И только сам дед Савелий остался для меня непроницаемым совершенно, как стена.
Я набирался сил и отдыхал целую неделю, а Савелий занимался хозяйством.
Он был доволен, оглядывая меня.
– Ты всё это умел и раньше, только не замечал, не придавал значения. Сейчас ты можешь видеть и слышать, но пока не умеешь действовать. Это ишо всю зиму учить будем.
Я посмотрел в бочку с водой и отшатнулся – густая борода, спутанные волосы и впалые щёки. Горящие безумным огнём глаза.
…В ноябре начались морозы. Я перебрался в избу, и мы начали временами протапливать её на ночь. Первое время я дивился отсутствию бани на хуторе, но Савелий мне объяснил это.
– Нагреть-то воду можно, если хочешь. Но париться я не парюсь, и тебе не совет.
– Почему, Савелий? Ведь париться – полезно!
– Э-э-э, как сказать, да. Ну, конечно, для тела – полезно, согласен. Но вот для головы парная – сущая катастрофа. Когда ты паришься, идёт активное выделение влаги из тела, да. И из головы – тоже. А мозг-то состоит на 90% из воды! И потеря воды для него – беда, ох беда. «Усыхают» мозги-то в парной. И после организм вынужден восстанавливать водный баланс мозга целую неделю, вот. А до той поры человек – дурак дураком. До следующей бани-то. А у нас с тобой мозг – инструмент основной, факт.
Он помолчал, пряча улыбку.
– Нет, если тебе мозги без надобности – парься, сколь хошь.

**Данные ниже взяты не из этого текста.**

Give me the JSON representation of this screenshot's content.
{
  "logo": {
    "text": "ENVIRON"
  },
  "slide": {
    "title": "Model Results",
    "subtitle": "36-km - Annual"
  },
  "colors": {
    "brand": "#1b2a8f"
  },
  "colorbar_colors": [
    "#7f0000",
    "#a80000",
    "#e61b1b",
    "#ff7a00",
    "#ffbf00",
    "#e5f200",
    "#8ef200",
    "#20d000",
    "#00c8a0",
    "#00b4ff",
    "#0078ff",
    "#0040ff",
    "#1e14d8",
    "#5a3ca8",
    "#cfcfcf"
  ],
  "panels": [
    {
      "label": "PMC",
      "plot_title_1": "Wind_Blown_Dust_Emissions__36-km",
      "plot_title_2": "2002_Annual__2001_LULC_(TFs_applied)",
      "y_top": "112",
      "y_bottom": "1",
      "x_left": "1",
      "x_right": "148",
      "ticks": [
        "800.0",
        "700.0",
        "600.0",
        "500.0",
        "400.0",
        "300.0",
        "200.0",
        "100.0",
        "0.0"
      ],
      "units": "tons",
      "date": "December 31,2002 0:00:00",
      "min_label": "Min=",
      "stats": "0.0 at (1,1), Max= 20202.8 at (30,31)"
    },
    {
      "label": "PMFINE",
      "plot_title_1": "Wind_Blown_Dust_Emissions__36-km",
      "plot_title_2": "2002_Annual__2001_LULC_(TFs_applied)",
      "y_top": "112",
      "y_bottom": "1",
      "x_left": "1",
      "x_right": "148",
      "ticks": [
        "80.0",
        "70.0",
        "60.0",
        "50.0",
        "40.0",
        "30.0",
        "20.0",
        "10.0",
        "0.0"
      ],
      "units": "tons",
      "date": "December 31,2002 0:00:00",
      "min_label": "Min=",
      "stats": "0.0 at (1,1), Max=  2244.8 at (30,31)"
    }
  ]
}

Как у многих городских жителей, у меня был хронический насморк, кашель курильщика и прочее, и прочее. Савелий вылечил всё это махом. Первое, что он сделал – заставил искупаться меня в роднике.
Озерцо было покрыто тонким слоем льда, ручей вырывался из-под него, порождая иней и новую ледяную корку. Я умоляюще посмотрел на Савелия.
– Давай, давай, ныряй, отрок! – он легонько подтолкнул меня в спину.
Я разделся. Сразу появилось ощущение близости часа смертного. Снег жёг пятки, и стужа мигом скрючила моё тельце. Было градусов восемь мороза – жутко холодно. Я с силой ударил ногой по льду. Панцирь хрустнул, и синяя нога погрузилась в воду.
И тут Савелий саданул меня в спину, и я полетел прямо в озерцо.